関ヶ原参戦の記(前編)_b0189364_9234550.jpg 僕は、関ヶ原の戦いに参加したことがある。他にも桶狭間、三方ヶ原、小牧・長久手に参加し、長篠は少し曖昧だがたぶん出たんじゃないかと思う。さらに時代を下って、幕末の戊申戦争や西南戦争、神風連の乱にも参加している。
 何をほざいているのだと思われるかも知れないが、つまりテレビ映画のロケの話で、エキストラとして出ていたというわけ。
 かつて京都に住んでいたとき、金欠のためバイトに明け暮れていたのだが、秋から冬にかけて東映京都で大々的にエキストラを募集していたことがあって、これに応募した。撮影が終わるまで拘束されるが(逆に早く終わったらその時点で解放→報酬減)大半が待ち時間で、しかもいざ仕事といっても走り回ってるだけなので、大変楽で割の良い仕事である。特に始めたばかりの頃は、目新しいことばかりで結構楽しい。当時、民間キー放送局が年末年始に長時間ドラマを始めた頃で、ほとんどのキー局がこういった類のドラマを放送していたんじゃないかと思う。そのうちの多くが東映京都で製作されていた。そのとき製作されていた二大大作が『田原坂』(日本テレビ系)と『徳川家康』(TBS系)で、この撮影が当時の東映京都でメインになっていたため、僕も関ヶ原や桶狭間に従軍(参加)することになったわけである。

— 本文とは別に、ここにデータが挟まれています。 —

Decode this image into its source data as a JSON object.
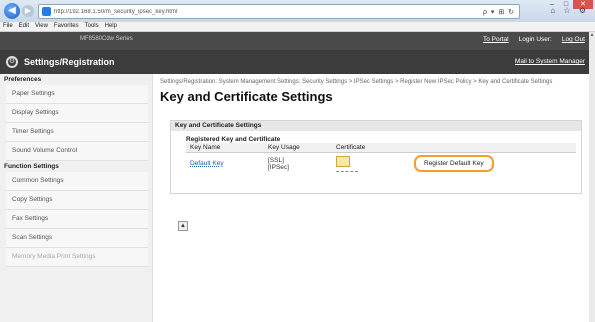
{
  "browser": {
    "url": "http://192.168.1.50/m_security_ipsec_key.html",
    "addr_icons": "ρ ▾ ⊞ ↻",
    "tab_icons": "⌂ ☆ ⚙",
    "back_icon": "◀",
    "forward_icon": "▶"
  },
  "menu": [
    "File",
    "Edit",
    "View",
    "Favorites",
    "Tools",
    "Help"
  ],
  "header": {
    "device": "MF8580Cdw Series",
    "to_portal": "To Portal",
    "login_user": "Login User:",
    "log_out": "Log Out",
    "title": "Settings/Registration",
    "mail": "Mail to System Manager"
  },
  "sidebar": {
    "preferences_heading": "Preferences",
    "preferences": [
      "Paper Settings",
      "Display Settings",
      "Timer Settings",
      "Sound Volume Control"
    ],
    "function_heading": "Function Settings",
    "functions": [
      "Common Settings",
      "Copy Settings",
      "Fax Settings",
      "Scan Settings",
      "Memory Media Print Settings"
    ]
  },
  "main": {
    "breadcrumb": "Settings/Registration: System Management Settings: Security Settings > IPSec Settings > Register New IPSec Policy > Key and Certificate Settings",
    "title": "Key and Certificate Settings",
    "panel_heading": "Key and Certificate Settings",
    "subheading": "Registered Key and Certificate",
    "columns": [
      "Key Name",
      "Key Usage",
      "Certificate"
    ],
    "row": {
      "key_name": "Default Key",
      "usage_1": "[SSL]",
      "usage_2": "[IPSec]"
    },
    "register_button": "Register Default Key"
  },
  "colors": {
    "accent": "#f0a030",
    "header_bg": "#3c3c3c",
    "link": "#1a5fb4"
  }
}
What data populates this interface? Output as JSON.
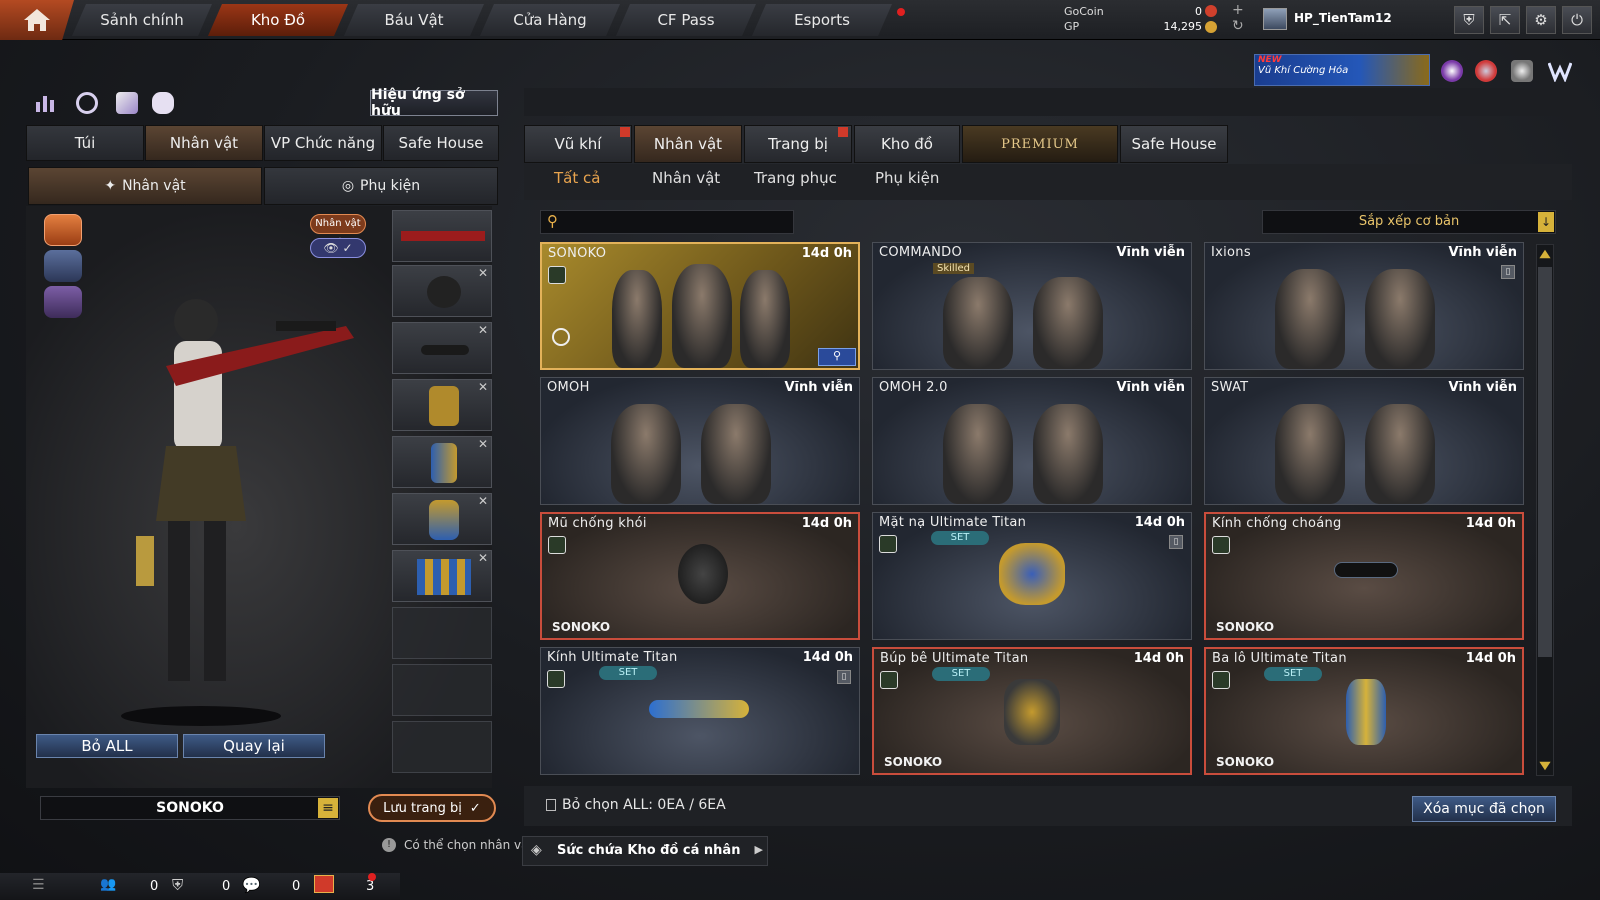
{
  "nav": {
    "tabs": [
      "Sảnh chính",
      "Kho Đồ",
      "Báu Vật",
      "Cửa Hàng",
      "CF Pass",
      "Esports"
    ],
    "currency": {
      "gocoin_label": "GoCoin",
      "gocoin_value": "0",
      "gp_label": "GP",
      "gp_value": "14,295"
    },
    "username": "HP_TienTam12",
    "promo_new": "NEW",
    "promo_text": "Vũ Khí Cường Hóa"
  },
  "left": {
    "effect_button": "Hiệu ứng sở hữu",
    "tabs": [
      "Túi",
      "Nhân vật",
      "VP Chức năng",
      "Safe House"
    ],
    "subtabs": [
      "Nhân vật",
      "Phụ kiện"
    ],
    "badge_character": "Nhân vật",
    "remove_all": "Bỏ ALL",
    "back": "Quay lại",
    "character_name": "SONOKO",
    "save_equip": "Lưu trang bị",
    "hint": "Có thể chọn nhân vật n"
  },
  "right": {
    "tabs": [
      "Vũ khí",
      "Nhân vật",
      "Trang bị",
      "Kho đồ",
      "PREMIUM",
      "Safe House"
    ],
    "subtabs": [
      "Tất cả",
      "Nhân vật",
      "Trang phục",
      "Phụ kiện"
    ],
    "search_placeholder": "",
    "sort_label": "Sắp xếp cơ bản",
    "cards": [
      {
        "name": "SONOKO",
        "time": "14d 0h",
        "owner": "",
        "set": "",
        "badge": ""
      },
      {
        "name": "COMMANDO",
        "time": "Vĩnh viễn",
        "owner": "",
        "set": "",
        "badge": "Skilled"
      },
      {
        "name": "Ixions",
        "time": "Vĩnh viễn",
        "owner": "",
        "set": "",
        "badge": ""
      },
      {
        "name": "OMOH",
        "time": "Vĩnh viễn",
        "owner": "",
        "set": "",
        "badge": ""
      },
      {
        "name": "OMOH 2.0",
        "time": "Vĩnh viễn",
        "owner": "",
        "set": "",
        "badge": ""
      },
      {
        "name": "SWAT",
        "time": "Vĩnh viễn",
        "owner": "",
        "set": "",
        "badge": ""
      },
      {
        "name": "Mũ chống khói",
        "time": "14d 0h",
        "owner": "SONOKO",
        "set": "",
        "badge": ""
      },
      {
        "name": "Mặt nạ Ultimate Titan",
        "time": "14d 0h",
        "owner": "",
        "set": "SET",
        "badge": ""
      },
      {
        "name": "Kính chống choáng",
        "time": "14d 0h",
        "owner": "SONOKO",
        "set": "",
        "badge": ""
      },
      {
        "name": "Kính Ultimate Titan",
        "time": "14d 0h",
        "owner": "",
        "set": "SET",
        "badge": ""
      },
      {
        "name": "Búp bê Ultimate Titan",
        "time": "14d 0h",
        "owner": "SONOKO",
        "set": "SET",
        "badge": ""
      },
      {
        "name": "Ba lô Ultimate Titan",
        "time": "14d 0h",
        "owner": "SONOKO",
        "set": "SET",
        "badge": ""
      }
    ],
    "deselect_text": "Bỏ chọn ALL: 0EA / 6EA",
    "delete_selected": "Xóa mục đã chọn",
    "capacity": "Sức chứa Kho đồ cá nhân"
  },
  "statusbar": {
    "count1": "0",
    "count2": "0",
    "count3": "0",
    "badge": "3"
  }
}
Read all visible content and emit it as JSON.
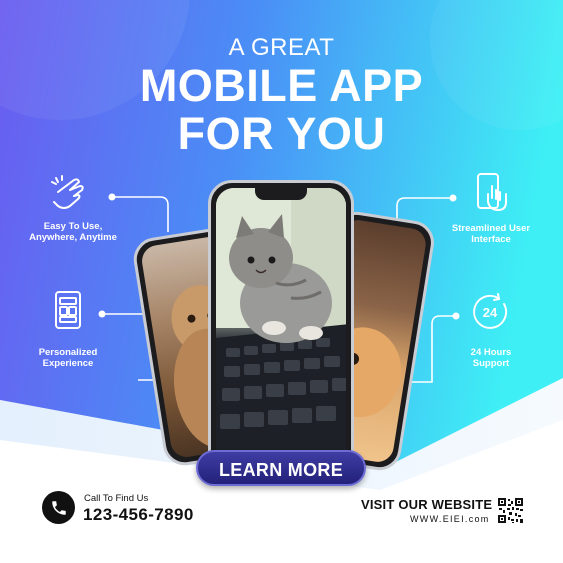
{
  "headline": {
    "line1": "A GREAT",
    "line2": "MOBILE APP",
    "line3": "FOR YOU"
  },
  "features": {
    "left_top": {
      "icon": "gesture-hand-icon",
      "line1": "Easy To Use,",
      "line2": "Anywhere, Anytime"
    },
    "left_bottom": {
      "icon": "phone-layout-icon",
      "line1": "Personalized",
      "line2": "Experience"
    },
    "right_top": {
      "icon": "phone-touch-icon",
      "line1": "Streamlined User",
      "line2": "Interface"
    },
    "right_bottom": {
      "icon": "clock-24-icon",
      "badge": "24",
      "line1": "24 Hours",
      "line2": "Support"
    }
  },
  "cta": {
    "label": "LEARN MORE"
  },
  "contact": {
    "label": "Call To Find Us",
    "phone": "123-456-7890",
    "icon": "phone-icon"
  },
  "website": {
    "heading": "VISIT OUR WEBSITE",
    "url": "WWW.EIEI.com",
    "icon": "qr-code-icon"
  },
  "colors": {
    "gradient_start": "#6a5cf0",
    "gradient_end": "#3ee8f3",
    "cta": "#2c2a8a",
    "text_dark": "#111111"
  }
}
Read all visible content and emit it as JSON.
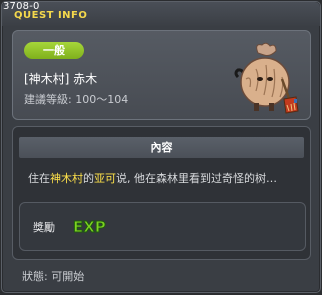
{
  "title_bar": {
    "quest_id": "3708-0",
    "title": "QUEST INFO"
  },
  "summary": {
    "category": "一般",
    "quest_name": "[神木村] 赤木",
    "level_range": "建議等級: 100～104",
    "npc_icon": "shaggy-creature-with-broom-icon"
  },
  "content": {
    "header": "內容",
    "description_parts": [
      "住在",
      "神木村",
      "的",
      "亚可",
      "说, 他在森林里看到过奇怪的树…"
    ],
    "highlight_color": "#ffe24a"
  },
  "reward": {
    "label": "獎勵",
    "exp_icon": "exp-icon",
    "exp_text": "EXP"
  },
  "status": {
    "text": "狀態:  可開始"
  },
  "colors": {
    "accent": "#f5d94c",
    "badge": "#8cc425",
    "exp_green": "#7ed321"
  }
}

 画面に映るようなエキストラはプロがやるので、われわれバイトは足軽として後ろの方をワーワー言いながら走り回っている。足軽だから、脚絆や股引、簡単な鎧を着けて笠をかぶるという出で立ちで、髷なんかは当然付けない。撮影中に笠が取れたら現代風の髪型が登場してぶちこわしになるので、それだけは気をつけなければならない。桶狭間では大雨が降っていた(人工的に降らせていた)ので疲労が蓄積して大変だったものだ(遠い目……)。
 参加したドラマをもう一度見てみたいとは思っていたんだが、どのレンタル店にもDVDが置かれていないようで半分あきらめていたところ、先日、近所のTSUTAYAで『田原坂』を発見した。というわけで『田原坂』のDVDを借りて見てみた。もちろん、ドラマ部分は飛ばしながら、合戦シーンのみに集中するのである。だから6時間くらいのドラマだが、40分くらいで見終わった。撮影中、本格的な鎧甲を着けて参戦(参加)したシーンが1つだけあって、神風連の乱なんだが、そこにしっかり僕が映っていた(ような気がする)。家人に教えても、はぁ?ってなもんで、まったく感動はないようだ。そういえば、実際の放送時にもビデオに撮って友人に見せたんだが、似たような反応だった。「これ俺!」などといっても、大笑いされて「絶対本人じゃなきゃわからない」と言われた。
 とは言っても久々にこの合戦シーンを見ると、いろいろな記憶が甦ってくる。なんだか懐かしくなった。